IL CUSTOMER SERVICE NON E’ LA “CENERENTOLA”

Gli interventi di formazione che negli ultimi anni ho fatto in azienda al Customer Service sono molto aumentati.  Le aziende sono consapevoli che la competizione è nel servizio.  Investono per trasformarlo da un centro di costo a uno di profitto.

Purtroppo nella maggior parte delle aziende il reparto è rimasto il tradizionale “servizio amministrazione vendite” degli anni ‘90.

Ha una gestione passiva, difensiva e amministrativa. Protegge e giustifica l’azienda. Alle richieste del cliente antepone procedure, regole e divieti.  Tutto questo genera risultati commerciali negativi, lavoro poco produttivo e demotivazione delle persone.

Non siamo la cenerentola…

Nel Customer Service trovo prevalentemente donne dai 20 ai 40 anni. Molte sono diplomate. Alcune hanno una laurea in lingue e gestiscono clienti esteri. Ma ci sono anche laureate in lettere, filosofia, sociologia, economia e perfino ingegneria.

Sono i lavoratori intellettuali della conoscenza (knowledge workers). Molte si percepiscono però come dei “manovali del servizio”. Sanno che il loro lavoro conta poco. I reparti “nobili” sono il marketing, le vendite e la produzione. A dicono “Noi siamo la cenerentola” dell’azienda”!

… nè la segretaria del commerciale

Con il commerciale hanno poi un rapporto critico.. A volte hanno più un rapporto di conflitto che di collaborazione.

Alcune aziende delegano il servizio completamente ai commerciali o agenti. In questo caso il customer service si limita a fornire servizio… all’agente! Sono le loro segretarie o assistenti. In alcuni casi non sono neanche autorizzate a chiamare il cliente e non possono parlare di pagamenti e fatture non pagate.

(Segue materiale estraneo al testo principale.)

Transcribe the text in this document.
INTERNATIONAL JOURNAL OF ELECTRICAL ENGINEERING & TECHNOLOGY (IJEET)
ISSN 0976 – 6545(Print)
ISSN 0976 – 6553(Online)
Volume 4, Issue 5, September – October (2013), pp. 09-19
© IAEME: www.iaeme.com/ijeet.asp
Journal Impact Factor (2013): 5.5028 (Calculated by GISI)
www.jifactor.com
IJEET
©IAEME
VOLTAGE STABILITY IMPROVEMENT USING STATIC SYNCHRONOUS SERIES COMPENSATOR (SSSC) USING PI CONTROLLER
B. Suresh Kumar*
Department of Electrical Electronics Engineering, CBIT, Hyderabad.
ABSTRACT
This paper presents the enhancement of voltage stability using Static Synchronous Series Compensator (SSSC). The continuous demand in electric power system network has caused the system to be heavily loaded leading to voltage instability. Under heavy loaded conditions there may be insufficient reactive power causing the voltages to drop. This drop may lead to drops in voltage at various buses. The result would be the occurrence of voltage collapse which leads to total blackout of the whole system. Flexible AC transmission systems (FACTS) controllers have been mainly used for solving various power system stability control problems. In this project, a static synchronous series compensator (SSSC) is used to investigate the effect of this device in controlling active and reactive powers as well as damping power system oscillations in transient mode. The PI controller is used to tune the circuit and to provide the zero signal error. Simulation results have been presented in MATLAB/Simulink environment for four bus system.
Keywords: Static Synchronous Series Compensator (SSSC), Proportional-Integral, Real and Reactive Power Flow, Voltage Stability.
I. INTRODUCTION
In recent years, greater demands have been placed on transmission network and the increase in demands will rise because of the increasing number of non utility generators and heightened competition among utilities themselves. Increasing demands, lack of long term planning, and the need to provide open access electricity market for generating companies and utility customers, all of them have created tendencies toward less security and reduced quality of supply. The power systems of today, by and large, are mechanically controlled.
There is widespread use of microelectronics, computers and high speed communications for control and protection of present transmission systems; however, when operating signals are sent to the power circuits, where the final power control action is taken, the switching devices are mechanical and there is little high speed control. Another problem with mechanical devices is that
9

Questo peggiora il servizio al cliente. Rende meno produttivo il lavoro del venditore e lo sviluppo della zona. Demotiva il customer service.

Alcuni anni fa ho formato il customer service di una società che nel suo settore è la prima al mondo. Nella fase di analisi preliminare conosco la responsabile del reparto. L’ho dovuta lasciar sfogare mezz’ora sul pessimo rapporto che lei e le sue collaboratrici hanno con i commerciali. Ha concluso dicendo “…e al nostro direttore commerciale ho poi detto che se alla prossima fiera di Milano i commerciali ci usano solo per portare i caffè ai clienti senza farci neanche ascoltare cosa si dicono, noi non ci veniamo!”

Nella maggior parte delle aziende il CS non condivide con i commerciali gli obiettivi e le azioni che perseguono in zona. Al customer service io dico sempre che loro sono il commerciale interno dell’azienda.

Integrare vendita e servizio

Alcuni anni fa alla Petra Antiqua di Monte di Malo (Vi) ho prima formato le ragazze del customer service su Gestire la  relazione telefonica.

Ho poi svolto un training agli agenti su Gestire e sviluppare un’area di vendita.

Ad ogni agente abbiamo affiancato in aula la ragazza del customer service che lo supporta. Abbiamo prima comunicato gli obiettivi della politica commerciale. Poi abbiamo fornito le statistiche di vendita di ogni singolo agente. Infine abbiamo spiegato l’analisi del portafoglio clienti ABC e la matrice incrociata “Fatturato / Potenziale”.

Ogni singolo team agente / customer service ha sviluppato il suo piano annuale d’azione che ha poi condiviso con la direzione commerciale. Ogni piano di zona individua prima quali sono i clienti da mantenere, da sviluppare e da gestire economicamente. Poi come integrare il mix vendita / service in una logica di marketing relazionale, differenziandolo però nei tre segmenti di clienti.

Come puoi immaginare le ragazze del customer service si sono sentite coinvolte, responsabilizzate e motivate. Alcuni agenti lo sono stati ancora di più!  Perché hanno capito che grazie alla sinergia con le colleghe possono sottrarre tempo alla gestione dei clienti più importanti, per investirlo nello sviluppo dei clienti medio-piccoli ad alto potenziale e nell’ acquisizione di nuovi clienti. Il  vero Agente è prima di tutto un imprenditore!

Dal tradizionale concetto di vendita dobbiamo passare al marketing relazionale che crea valore nel cliente. La competizione non è tra prodotti, ma tra servizi.

Il servizio non lo fornisce né il commerciale né il customer service, ma tutta l’azienda.

In questa visione il customer service ha un duplice scopo. Fidelizzare il cliente e supportare il collega commerciale a fare il budget! Altro che cenerentola!